Alan Tudyk always made it a point before to differentiate the Harry-that-was and the Harry-that-is, but I’m starting to feel like he’s struggling to maintain that separation. When the real Harry is speaking on the phone in ‘Alien in New York’, for instance, there’s a particular line that sounds like the alien Harry speaking. He’s at his best as a big alien baby rather than a human. I must say, Alex Borstein does a good impression of him in ‘Girls’ Night’.

The ‘girl power’ sequence in that episode is reasonable since it was written and directed by women, but it falls victim to the same lack of meaning as the rest of the show. Having Asta explicitly tell Harry to shut up and say yes ma’am so he can do exactly that a few minutes later with Sahar would have had more of an impact if it hadn’t been a single isolated instance with no relevance beyond those two scenes. I am always happy to see anyone stand up for Liv, though.

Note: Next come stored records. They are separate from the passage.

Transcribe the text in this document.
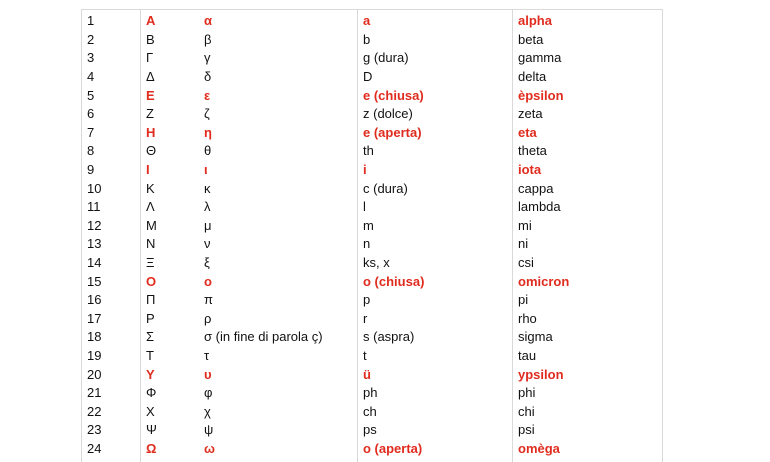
1	Α	α	a	alpha
2	Β	β	b	beta
3	Γ	γ	g (dura)	gamma
4	Δ	δ	D	delta
5	Ε	ε	e (chiusa)	èpsilon
6	Ζ	ζ	z (dolce)	zeta
7	Η	η	e (aperta)	eta
8	Θ	θ	th	theta
9	Ι	ι	i	iota
10	Κ	κ	c (dura)	cappa
11	Λ	λ	l	lambda
12	Μ	μ	m	mi
13	Ν	ν	n	ni
14	Ξ	ξ	ks, x	csi
15	Ο	ο	o (chiusa)	omicron
16	Π	π	p	pi
17	Ρ	ρ	r	rho
18	Σ	σ (in fine di parola ç)	s (aspra)	sigma
19	Τ	τ	t	tau
20	Υ	υ	ü	ypsilon
21	Φ	φ	ph	phi
22	Χ	χ	ch	chi
23	Ψ	ψ	ps	psi
24	Ω	ω	o (aperta)	omèga
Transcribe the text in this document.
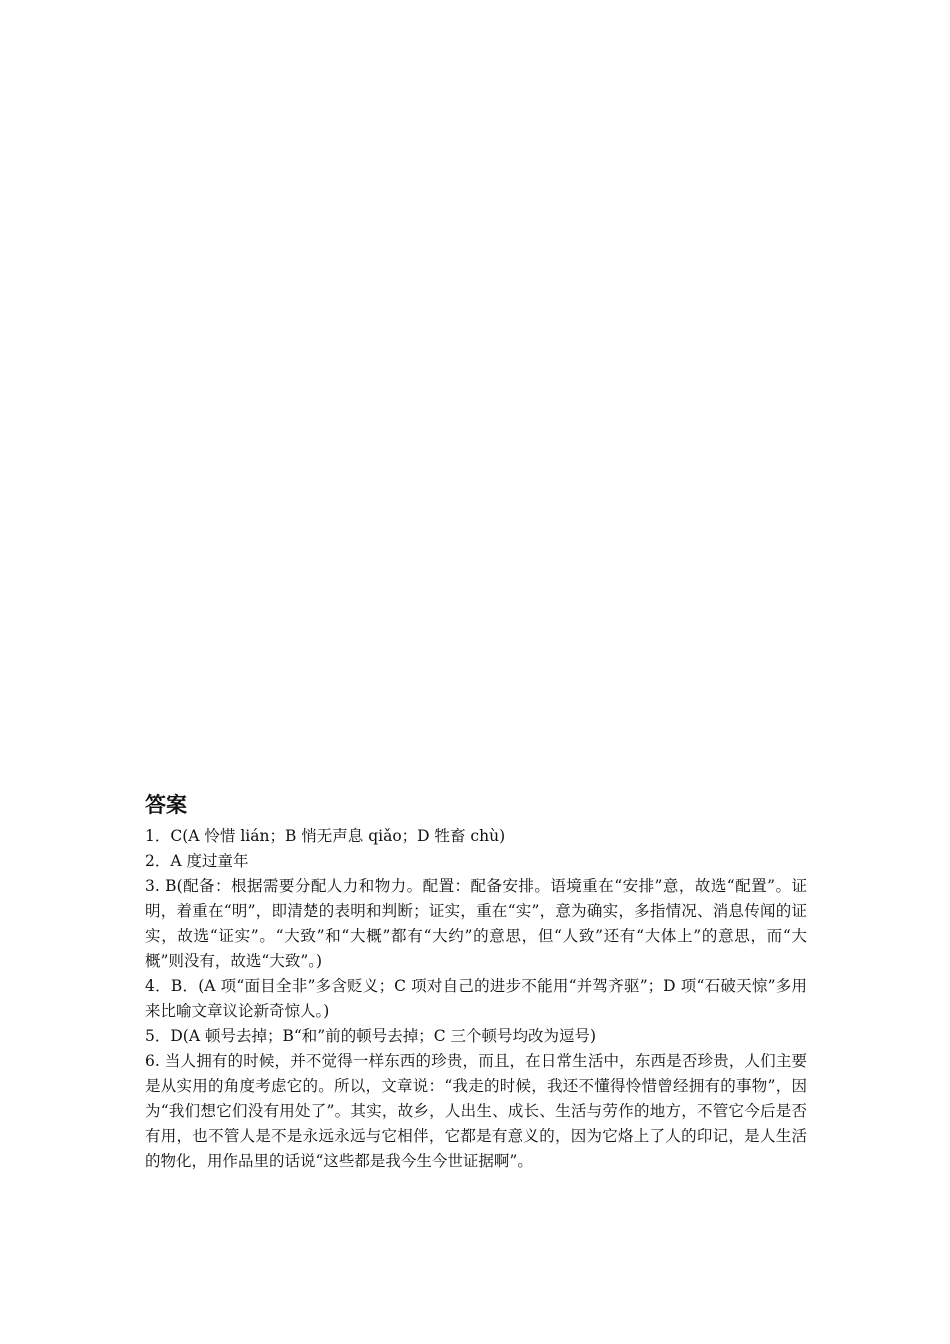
答案

1．C(A 怜惜 lián；B 悄无声息 qiǎo；D 牲畜 chù)

2．A 度过童年

3. B(配备：根据需要分配人力和物力。配置：配备安排。语境重在“安排”意，故选“配置”。证明，着重在“明”，即清楚的表明和判断；证实，重在“实”，意为确实，多指情况、消息传闻的证实，故选“证实”。“大致”和“大概”都有“大约”的意思，但“人致”还有“大体上”的意思，而“大概”则没有，故选“大致”。)

4．B．(A 项“面目全非”多含贬义；C 项对自己的进步不能用“并驾齐驱”；D 项“石破天惊”多用来比喻文章议论新奇惊人。)

5．D(A 顿号去掉；B“和”前的顿号去掉；C 三个顿号均改为逗号)

6. 当人拥有的时候，并不觉得一样东西的珍贵，而且，在日常生活中，东西是否珍贵，人们主要是从实用的角度考虑它的。所以，文章说：“我走的时候，我还不懂得怜惜曾经拥有的事物”，因为“我们想它们没有用处了”。其实，故乡，人出生、成长、生活与劳作的地方，不管它今后是否有用，也不管人是不是永远永远与它相伴，它都是有意义的，因为它烙上了人的印记，是人生活的物化，用作品里的话说“这些都是我今生今世证据啊”。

Harry and Dan chatting over a meal at the diner might be one of my favourite scenes, thanks to the great Gary Farmer. Harry paying him for the food he cooked for everyone in ‘Alien Dinner Party’ made me giggle.

The show’s New York doesn’t appeal to me and Goliath is an escapee from a full-blown soap opera. Logan’s story develops at a slow pace until Lisa suddenly reappears only to be (brutally) removed from the show, with Logan himself being summarily ejected not long after. It’s unclear why Dr. Ethan doesn’t just prove to General Wright—Linda Hamilton of that voice, mostly wasted—that he’s not an alien by having her make a small incision somewhere safe instead of waiting for her to stick a fork in his hand. That said, D’Arcy looking for Ethan as David hides around the corner with a gun makes for a properly tense scene.

I deeply dislike the alien baby. It has no redeeming qualities. In contrast, #42 the octopus is hilarious (Run, you elegant bastard, run!) but Harry having to eat him after he dies is disgusting. I also can’t look at Nathan Fillion—so to speak—the same way any more, having learned what an egotist he is; I still can’t believe he worked to have Stana Katic fired from Castle because Beckett was more popular. I know Alan Tudyk has said some things he oughtn’t have too, but at least he took responsibility, to some extent. Why do both of these talented and lovable men have to be such asses?

One of the least appealing traits of the show is how we’re meant to be on Harry’s side because, in general, the things he wants also lead to good things happening for other people. Liza is a prime example: the real Harry might have been a bad father, but the alien who killed him is meant to appear sympathetic because he’s not as bad. It’s a lazy approach. The same goes for Harry uncharacteristically putting a good memory of Mike fishing with his father in his head. It doesn’t help that the alien abilities are too often a magical solution unless the plot requires them not to function.

This series has a terrible soundtrack. I’m constantly taken aback by the poor choice of songs and the unthinking way in which they’re used.